Energiekosten von Verbrauchern falsch eingeschätzt

Laut einer Pressemitteilung der LBS West vom 14. Februar schätzen gut zwei Drittel der deutschen Verbraucher den eigenen Energieverbrauch falsch ein. Meist gehen die Verbraucher von zu niedrigen Energiekosten aus. Dies geht aus einer Online-Umfrage der LBS West hervor, bei der rund 600 Personen befragt wurden. Nur ein Drittel der Befragten schätze die Energiekosten des eigenen Haushaltes realistisch ein.

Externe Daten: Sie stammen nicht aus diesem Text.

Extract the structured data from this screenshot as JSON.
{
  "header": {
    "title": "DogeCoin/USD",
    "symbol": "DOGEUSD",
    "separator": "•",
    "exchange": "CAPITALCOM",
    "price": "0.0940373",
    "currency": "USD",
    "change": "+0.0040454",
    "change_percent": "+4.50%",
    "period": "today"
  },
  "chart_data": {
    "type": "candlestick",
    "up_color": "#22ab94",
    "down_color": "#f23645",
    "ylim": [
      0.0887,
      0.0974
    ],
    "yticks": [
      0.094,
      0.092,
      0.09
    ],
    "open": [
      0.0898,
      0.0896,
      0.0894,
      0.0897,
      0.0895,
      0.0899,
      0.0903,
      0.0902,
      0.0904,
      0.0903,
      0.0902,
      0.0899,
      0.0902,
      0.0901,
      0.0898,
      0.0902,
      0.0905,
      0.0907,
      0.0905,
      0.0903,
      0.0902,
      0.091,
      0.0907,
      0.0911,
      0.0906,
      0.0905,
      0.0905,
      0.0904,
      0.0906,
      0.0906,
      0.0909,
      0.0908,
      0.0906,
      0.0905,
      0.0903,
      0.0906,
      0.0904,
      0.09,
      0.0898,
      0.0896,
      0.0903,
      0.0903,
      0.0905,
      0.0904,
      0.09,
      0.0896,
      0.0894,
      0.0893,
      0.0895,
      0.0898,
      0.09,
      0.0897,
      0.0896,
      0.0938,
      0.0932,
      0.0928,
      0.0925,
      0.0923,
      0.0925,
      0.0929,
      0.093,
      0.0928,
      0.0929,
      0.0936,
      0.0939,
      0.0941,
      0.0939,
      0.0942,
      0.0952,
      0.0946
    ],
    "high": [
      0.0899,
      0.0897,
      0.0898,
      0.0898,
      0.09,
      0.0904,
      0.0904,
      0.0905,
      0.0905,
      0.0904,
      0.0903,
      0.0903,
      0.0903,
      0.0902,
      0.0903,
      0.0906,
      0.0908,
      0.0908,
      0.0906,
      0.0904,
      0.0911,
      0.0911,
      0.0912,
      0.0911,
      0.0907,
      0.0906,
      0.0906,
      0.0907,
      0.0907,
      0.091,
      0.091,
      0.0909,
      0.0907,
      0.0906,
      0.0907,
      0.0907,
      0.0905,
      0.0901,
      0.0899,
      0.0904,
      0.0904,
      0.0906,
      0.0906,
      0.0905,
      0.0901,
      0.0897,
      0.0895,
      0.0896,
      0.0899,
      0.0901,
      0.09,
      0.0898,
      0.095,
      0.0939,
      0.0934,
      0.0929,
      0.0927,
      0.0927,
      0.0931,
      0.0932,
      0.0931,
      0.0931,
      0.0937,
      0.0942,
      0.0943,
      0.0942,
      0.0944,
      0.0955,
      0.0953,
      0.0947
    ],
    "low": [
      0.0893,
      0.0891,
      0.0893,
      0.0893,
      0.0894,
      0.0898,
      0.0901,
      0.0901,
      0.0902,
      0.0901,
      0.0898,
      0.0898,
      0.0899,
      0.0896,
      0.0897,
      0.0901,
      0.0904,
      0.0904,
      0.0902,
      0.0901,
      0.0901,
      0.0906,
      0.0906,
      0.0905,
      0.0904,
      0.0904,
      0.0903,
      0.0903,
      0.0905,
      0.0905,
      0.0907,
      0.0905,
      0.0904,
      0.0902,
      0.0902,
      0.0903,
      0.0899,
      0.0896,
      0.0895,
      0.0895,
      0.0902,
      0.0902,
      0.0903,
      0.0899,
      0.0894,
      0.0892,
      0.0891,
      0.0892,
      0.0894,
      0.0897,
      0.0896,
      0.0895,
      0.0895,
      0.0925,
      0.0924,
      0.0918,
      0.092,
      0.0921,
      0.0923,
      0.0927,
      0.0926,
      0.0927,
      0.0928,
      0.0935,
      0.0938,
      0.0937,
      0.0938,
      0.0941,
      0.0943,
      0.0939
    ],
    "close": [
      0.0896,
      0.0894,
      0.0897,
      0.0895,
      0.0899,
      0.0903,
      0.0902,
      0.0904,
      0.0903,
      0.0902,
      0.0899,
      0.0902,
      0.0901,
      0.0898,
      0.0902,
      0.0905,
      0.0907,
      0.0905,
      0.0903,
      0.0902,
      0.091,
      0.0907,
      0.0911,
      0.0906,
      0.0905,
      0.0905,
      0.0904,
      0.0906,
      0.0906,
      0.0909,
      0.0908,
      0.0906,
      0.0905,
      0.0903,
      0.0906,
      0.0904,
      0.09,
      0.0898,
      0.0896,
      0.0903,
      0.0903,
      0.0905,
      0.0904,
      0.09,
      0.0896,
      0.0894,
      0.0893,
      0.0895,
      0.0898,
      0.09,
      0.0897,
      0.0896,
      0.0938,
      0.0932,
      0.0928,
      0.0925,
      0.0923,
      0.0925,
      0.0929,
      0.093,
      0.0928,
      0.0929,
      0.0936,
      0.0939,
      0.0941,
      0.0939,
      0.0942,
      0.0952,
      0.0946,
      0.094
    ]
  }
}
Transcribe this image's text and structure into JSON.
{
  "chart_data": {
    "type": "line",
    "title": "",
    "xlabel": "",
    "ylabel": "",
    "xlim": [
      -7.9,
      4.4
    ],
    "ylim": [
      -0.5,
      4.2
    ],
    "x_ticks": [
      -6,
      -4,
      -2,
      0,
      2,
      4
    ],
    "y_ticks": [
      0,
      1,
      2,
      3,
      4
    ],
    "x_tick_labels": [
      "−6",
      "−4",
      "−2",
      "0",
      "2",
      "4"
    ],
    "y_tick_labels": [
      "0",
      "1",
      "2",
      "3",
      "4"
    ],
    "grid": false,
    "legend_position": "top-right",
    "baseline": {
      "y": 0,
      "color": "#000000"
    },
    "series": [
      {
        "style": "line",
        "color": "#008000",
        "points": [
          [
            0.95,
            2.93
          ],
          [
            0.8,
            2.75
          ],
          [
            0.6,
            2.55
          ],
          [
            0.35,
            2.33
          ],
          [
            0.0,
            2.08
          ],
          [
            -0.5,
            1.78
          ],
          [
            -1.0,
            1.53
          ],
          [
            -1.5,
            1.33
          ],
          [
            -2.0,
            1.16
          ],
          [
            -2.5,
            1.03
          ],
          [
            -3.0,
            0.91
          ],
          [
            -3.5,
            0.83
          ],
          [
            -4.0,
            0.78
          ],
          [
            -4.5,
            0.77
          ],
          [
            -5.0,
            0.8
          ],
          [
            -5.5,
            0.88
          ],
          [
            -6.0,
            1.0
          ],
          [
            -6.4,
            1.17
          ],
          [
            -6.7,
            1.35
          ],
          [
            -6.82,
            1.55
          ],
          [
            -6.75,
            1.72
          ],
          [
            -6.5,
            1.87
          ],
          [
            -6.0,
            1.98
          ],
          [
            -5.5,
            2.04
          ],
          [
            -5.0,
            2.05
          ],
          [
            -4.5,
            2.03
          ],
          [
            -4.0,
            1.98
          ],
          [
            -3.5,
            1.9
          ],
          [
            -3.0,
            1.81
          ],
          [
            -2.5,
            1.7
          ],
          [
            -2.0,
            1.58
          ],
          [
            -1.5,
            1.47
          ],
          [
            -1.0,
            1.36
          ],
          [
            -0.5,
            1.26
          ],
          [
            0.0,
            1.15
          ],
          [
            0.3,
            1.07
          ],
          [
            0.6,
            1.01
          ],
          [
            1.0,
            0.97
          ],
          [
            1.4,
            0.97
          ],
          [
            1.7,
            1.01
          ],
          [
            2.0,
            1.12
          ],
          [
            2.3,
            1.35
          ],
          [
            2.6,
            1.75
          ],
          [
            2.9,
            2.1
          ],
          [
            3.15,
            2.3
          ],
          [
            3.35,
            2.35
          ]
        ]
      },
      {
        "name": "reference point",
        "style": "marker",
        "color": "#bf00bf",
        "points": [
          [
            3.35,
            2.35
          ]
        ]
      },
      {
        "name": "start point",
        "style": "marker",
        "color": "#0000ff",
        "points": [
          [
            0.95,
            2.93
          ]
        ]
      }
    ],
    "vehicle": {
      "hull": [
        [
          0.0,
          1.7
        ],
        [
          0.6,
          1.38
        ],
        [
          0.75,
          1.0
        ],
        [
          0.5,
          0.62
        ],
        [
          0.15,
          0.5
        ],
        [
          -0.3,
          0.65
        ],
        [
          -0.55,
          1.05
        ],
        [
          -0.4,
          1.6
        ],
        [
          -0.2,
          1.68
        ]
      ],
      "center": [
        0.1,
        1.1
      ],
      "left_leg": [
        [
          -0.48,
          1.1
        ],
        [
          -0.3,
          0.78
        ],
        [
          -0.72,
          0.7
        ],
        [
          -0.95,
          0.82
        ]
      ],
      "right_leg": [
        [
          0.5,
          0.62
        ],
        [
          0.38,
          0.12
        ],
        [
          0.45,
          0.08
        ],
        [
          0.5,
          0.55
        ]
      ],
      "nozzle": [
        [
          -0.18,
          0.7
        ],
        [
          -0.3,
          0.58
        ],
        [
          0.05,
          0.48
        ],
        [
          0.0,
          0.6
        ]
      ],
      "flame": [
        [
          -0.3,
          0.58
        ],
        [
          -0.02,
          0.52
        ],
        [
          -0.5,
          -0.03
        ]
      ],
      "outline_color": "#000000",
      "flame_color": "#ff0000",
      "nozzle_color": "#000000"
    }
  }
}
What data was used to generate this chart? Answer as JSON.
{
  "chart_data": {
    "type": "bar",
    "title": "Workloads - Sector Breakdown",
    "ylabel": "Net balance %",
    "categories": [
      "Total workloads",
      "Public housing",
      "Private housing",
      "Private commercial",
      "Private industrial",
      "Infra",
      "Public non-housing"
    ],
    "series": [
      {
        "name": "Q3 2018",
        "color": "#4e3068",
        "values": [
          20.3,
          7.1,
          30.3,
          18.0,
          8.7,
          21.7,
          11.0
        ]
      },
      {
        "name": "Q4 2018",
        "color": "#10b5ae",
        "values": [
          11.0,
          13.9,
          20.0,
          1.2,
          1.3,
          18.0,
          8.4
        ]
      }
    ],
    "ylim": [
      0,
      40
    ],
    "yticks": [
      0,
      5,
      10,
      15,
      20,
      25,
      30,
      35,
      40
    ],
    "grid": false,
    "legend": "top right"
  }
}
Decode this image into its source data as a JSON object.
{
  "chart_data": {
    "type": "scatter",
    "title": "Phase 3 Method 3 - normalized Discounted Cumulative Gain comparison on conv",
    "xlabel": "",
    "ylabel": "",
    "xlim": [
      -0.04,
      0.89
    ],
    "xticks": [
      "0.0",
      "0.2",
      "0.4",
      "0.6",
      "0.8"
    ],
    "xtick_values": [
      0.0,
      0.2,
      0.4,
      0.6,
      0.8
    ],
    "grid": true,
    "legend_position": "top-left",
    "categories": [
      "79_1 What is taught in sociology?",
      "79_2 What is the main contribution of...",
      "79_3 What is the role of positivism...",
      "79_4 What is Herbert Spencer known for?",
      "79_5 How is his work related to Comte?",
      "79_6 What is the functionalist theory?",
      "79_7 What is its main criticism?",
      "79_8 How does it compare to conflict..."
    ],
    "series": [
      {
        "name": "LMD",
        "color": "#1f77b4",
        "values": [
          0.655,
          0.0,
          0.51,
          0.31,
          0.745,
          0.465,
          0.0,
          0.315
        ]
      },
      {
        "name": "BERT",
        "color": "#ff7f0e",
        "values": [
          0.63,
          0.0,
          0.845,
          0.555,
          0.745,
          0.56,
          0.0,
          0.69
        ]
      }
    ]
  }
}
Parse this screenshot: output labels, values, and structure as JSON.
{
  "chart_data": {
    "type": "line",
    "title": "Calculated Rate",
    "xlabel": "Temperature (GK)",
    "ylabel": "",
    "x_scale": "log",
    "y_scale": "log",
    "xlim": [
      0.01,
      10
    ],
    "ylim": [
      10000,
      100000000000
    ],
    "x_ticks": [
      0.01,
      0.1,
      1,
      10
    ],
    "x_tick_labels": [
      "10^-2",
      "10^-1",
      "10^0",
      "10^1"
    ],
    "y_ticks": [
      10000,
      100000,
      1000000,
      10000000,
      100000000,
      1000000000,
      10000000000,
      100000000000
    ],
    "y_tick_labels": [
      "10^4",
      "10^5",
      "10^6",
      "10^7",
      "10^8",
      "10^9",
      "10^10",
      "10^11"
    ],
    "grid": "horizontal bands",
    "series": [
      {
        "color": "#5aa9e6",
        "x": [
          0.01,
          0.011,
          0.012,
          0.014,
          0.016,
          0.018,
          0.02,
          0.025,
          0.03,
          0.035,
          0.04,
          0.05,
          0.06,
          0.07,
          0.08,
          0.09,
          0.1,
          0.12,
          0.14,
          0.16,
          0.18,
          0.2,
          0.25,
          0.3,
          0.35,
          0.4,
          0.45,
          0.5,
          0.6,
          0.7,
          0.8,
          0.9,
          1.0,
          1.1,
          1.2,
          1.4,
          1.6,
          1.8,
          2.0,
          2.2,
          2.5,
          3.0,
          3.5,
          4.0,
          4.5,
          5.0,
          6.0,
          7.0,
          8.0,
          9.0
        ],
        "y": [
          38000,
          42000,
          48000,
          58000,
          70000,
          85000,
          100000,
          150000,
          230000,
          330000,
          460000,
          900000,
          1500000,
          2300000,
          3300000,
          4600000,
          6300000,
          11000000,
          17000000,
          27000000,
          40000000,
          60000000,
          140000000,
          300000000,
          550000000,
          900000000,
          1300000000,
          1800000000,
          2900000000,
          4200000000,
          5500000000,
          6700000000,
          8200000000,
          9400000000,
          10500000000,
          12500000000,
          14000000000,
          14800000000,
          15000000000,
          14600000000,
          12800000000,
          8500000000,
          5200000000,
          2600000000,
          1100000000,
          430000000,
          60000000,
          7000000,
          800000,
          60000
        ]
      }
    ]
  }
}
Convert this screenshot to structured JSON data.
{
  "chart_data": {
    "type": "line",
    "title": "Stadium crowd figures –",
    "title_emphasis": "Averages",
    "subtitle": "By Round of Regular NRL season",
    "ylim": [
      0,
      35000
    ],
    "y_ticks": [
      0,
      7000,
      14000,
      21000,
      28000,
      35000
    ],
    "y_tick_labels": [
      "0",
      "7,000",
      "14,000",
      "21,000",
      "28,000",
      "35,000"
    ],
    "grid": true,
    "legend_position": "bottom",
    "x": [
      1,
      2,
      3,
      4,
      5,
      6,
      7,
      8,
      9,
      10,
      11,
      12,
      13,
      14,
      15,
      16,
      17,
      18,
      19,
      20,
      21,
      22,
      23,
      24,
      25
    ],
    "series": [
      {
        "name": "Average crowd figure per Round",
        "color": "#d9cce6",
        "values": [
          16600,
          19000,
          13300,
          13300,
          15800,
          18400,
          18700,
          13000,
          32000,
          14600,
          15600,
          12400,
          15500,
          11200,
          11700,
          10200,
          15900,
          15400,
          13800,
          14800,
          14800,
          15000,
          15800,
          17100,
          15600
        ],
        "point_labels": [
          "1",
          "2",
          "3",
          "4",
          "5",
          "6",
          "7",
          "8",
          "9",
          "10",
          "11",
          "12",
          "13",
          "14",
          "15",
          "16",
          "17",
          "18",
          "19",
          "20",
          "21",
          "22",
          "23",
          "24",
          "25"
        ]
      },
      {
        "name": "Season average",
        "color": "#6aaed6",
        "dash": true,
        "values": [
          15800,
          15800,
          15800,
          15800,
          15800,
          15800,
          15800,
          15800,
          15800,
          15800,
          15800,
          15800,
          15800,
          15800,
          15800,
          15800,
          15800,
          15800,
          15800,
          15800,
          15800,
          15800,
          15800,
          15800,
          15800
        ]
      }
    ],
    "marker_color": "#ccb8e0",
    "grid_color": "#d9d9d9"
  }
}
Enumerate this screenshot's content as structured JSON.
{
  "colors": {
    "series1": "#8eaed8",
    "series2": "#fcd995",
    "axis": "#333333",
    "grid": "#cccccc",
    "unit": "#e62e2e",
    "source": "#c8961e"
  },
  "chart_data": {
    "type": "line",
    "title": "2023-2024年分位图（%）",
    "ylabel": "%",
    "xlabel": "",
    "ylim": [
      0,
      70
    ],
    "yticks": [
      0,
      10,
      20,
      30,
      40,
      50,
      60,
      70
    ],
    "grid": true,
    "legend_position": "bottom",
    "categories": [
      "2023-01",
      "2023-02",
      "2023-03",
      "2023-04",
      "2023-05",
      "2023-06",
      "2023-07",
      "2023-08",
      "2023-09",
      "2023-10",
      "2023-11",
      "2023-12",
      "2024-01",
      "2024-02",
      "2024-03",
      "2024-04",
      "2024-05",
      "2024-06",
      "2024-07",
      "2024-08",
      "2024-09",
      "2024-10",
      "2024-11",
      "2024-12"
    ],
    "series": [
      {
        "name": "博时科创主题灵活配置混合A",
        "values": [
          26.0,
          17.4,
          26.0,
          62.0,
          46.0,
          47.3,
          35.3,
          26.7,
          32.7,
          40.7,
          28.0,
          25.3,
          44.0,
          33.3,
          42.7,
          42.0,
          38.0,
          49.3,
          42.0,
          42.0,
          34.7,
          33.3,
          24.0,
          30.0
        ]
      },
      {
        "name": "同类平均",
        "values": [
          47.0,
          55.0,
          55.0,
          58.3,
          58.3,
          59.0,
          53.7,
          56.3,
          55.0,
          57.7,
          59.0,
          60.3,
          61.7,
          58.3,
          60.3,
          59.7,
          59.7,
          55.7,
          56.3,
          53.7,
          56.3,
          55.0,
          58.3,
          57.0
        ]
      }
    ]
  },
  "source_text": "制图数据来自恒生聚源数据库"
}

Überblick meist nicht vorhanden

Aus der Befragung der LBS West geht hervor, dass gut zwei Drittel der Verbraucher die gesamten Energiekosten für den Haushalt nicht realistisch einschätzen. Ein Großteil geht von zu geringen Energiekosten aus. In der Summe muss ein Haushalt, bestehend aus vier Personen, mit Energiekosten für Heizung, Warmwasser und Strom von durchschnittlich 250 Euro rechnen. Ein Drittel der 600 Befragten meint hingegen, dass die Energiekosten bei weniger als 110 Euro liegen. LBS-Sprecher Dr. Christian Schröder gibt als eine Hauptursache den fehlenden regelmäßigen Überblick an. Die Abrechnung der Energiekosten einmal im Jahr schaffe den Überblick nicht. Stattdessen schlägt er eine regelmäßig, aktualisierte Aufstellung der Energieverbräuche vor.

Energiesparpotenzial bei den Meisten

Die meisten Verbraucher könnten ihre Energiekosten durch sparsamen Umgang mit der Energie reduzieren. Lediglich drei Prozent der Befragten sind der Ansicht, kein weiteres Potenzial bezogen auf Energieeinsparungen zu haben. Das meiste Einsparpotenzial sehen sie bei den elektrischen Geräten mit 30 Prozent, bei der Beleuchtung mit 26 Prozent, bei der Heizung mit 23 Prozent und bezogen auf den Warmwasserverbrauch mit 17 Prozent.

Von den Befragten sind des Weiteren knapp 12 Prozent bereit, einmalig mehr als 1.000 Euro in energiesparende Technik zu investieren. Zwischen 500 und 1.000 Euro würden gut 25 Prozent ausgeben. Knapp 50 Prozent der befragten sind jedoch nicht bereit, mehr als 500 Euro zu investieren. In Bezug auf die Abschaffung der Glühbirne, einer staatlich veranlassten Sparmaßnahme, herrscht Uneinigkeit unter den Befragten. Gut 40 Prozent hätten die Glühbirne gern zurück und gut 40 Prozent findend deren Abschaffung sinnvoll.